BOSTON (AP) — Massachusetts refugee organisations urged the United States (US) President Trump administration on Tuesday to raise its proposed cap on refugees, noting that crises have forced millions from their homes and that the US has the resources to respond.
The US Department of State last week proposed accepting just 18,000 refugees in the fiscal year that began on Tuesday — the lowest since the humanitarian programme was created in 1980. Last year, the administration placed the cap at the then-record low of 30,000 refugees. In Barack Obama’s last year as President, he set the annual cap at 110,000 refugees.
Leaders of Oxfam America, the International Institute of New England, Catholic Charities of Boston and other groups also called on state policymakers to bolster agencies serving refugees as they deal with layoffs and closures because of cuts to the federal refugee programmeme.
The curtailment of the national refugee quota comes despite great global upheaval, said Executive Director of the Massachusetts Immigrant and Refugee Advocacy Coalition Eva Millona. Nearly 26 million refugees have had to leave their homelands due to war, political repression, religious persecution and natural disasters in recent years, she said.

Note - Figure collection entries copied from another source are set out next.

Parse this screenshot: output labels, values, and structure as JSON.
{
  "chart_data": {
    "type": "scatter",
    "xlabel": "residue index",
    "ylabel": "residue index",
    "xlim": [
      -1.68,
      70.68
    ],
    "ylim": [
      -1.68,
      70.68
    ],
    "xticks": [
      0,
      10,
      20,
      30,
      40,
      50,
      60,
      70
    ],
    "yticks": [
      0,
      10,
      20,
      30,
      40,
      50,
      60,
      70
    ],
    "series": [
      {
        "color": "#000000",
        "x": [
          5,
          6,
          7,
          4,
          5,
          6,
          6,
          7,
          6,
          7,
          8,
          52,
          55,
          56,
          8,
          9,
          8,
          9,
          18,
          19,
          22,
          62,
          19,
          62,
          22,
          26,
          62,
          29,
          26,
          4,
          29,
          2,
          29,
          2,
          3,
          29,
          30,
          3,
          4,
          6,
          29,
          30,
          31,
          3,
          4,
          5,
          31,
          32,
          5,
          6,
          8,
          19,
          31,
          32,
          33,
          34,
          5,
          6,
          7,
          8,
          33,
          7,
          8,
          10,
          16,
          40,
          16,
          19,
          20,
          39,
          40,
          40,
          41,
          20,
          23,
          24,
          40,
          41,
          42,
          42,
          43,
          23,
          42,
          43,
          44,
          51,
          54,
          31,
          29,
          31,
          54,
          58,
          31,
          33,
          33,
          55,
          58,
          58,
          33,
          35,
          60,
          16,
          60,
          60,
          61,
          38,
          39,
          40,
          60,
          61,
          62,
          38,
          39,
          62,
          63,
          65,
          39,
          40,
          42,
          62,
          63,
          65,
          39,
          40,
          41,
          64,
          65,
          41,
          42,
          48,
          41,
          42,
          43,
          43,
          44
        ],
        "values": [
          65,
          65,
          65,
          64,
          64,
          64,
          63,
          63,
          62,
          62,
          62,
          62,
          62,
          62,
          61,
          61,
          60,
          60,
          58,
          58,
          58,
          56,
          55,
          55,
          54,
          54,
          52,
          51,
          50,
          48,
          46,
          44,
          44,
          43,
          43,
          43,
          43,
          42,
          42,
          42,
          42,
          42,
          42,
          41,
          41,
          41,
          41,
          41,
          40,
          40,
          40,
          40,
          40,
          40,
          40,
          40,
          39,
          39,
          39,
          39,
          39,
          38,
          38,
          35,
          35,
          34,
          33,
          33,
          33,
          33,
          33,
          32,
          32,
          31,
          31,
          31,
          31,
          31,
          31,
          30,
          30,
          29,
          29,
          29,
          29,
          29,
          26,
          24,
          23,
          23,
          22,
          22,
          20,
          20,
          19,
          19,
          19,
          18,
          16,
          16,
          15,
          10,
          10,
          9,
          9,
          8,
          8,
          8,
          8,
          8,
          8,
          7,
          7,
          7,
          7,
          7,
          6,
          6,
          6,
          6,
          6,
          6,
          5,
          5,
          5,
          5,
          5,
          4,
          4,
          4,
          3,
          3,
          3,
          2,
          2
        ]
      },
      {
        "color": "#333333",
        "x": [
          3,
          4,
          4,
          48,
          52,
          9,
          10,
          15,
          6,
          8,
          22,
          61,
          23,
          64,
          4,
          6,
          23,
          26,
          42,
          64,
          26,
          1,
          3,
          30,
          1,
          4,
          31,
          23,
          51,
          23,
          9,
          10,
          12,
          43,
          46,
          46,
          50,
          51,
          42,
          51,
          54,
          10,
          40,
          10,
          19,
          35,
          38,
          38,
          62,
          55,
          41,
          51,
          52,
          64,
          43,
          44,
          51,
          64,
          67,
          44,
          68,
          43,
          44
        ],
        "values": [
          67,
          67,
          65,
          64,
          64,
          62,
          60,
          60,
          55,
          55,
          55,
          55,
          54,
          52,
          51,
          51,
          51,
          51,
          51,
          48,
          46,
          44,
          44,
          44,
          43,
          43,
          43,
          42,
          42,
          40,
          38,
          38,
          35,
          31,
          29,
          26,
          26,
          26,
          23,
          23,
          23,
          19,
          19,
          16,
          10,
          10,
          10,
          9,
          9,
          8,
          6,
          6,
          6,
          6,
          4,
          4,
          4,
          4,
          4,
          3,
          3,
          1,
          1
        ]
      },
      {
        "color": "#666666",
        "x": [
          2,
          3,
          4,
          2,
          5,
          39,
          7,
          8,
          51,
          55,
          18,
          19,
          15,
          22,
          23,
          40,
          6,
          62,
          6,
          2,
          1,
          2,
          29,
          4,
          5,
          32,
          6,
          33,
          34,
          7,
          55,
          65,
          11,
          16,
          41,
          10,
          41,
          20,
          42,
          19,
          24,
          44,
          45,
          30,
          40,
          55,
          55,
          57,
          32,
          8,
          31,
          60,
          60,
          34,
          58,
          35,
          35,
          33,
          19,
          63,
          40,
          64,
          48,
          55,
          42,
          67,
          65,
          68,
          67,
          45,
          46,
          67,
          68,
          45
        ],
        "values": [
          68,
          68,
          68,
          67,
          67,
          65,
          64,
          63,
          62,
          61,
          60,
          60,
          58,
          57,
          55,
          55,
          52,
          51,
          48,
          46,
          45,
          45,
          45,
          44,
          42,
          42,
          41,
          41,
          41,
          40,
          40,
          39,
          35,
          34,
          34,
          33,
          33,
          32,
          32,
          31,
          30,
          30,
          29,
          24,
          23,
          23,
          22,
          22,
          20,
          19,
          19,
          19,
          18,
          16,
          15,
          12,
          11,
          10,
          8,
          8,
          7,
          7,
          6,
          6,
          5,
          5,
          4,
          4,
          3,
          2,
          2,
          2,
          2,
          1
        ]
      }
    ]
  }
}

“People are suffering, and we need to help,” Millona said, speaking at a forum at Oxfam’s downtown Boston office. “We have the resources”.
The Trump administration is also now requiring state and local governments to approve most refugee resettlements, which activists said on Tuesday could open the door for some states and cities to ban refugees altogether.
The State Department said in a statement resettlement in the US is just one way the administration supports refugees, citing diplomatic efforts to resolve conflicts in the Middle East and Latin America to billions of dollars in aid sent overseas for basic needs like food, shelter and healthcare.
Republican Governor Charlie Baker’s office said it remains committed to supporting refugees despite the White House policies because they’re “vital to Massachusetts’ economy, culture and civic life”.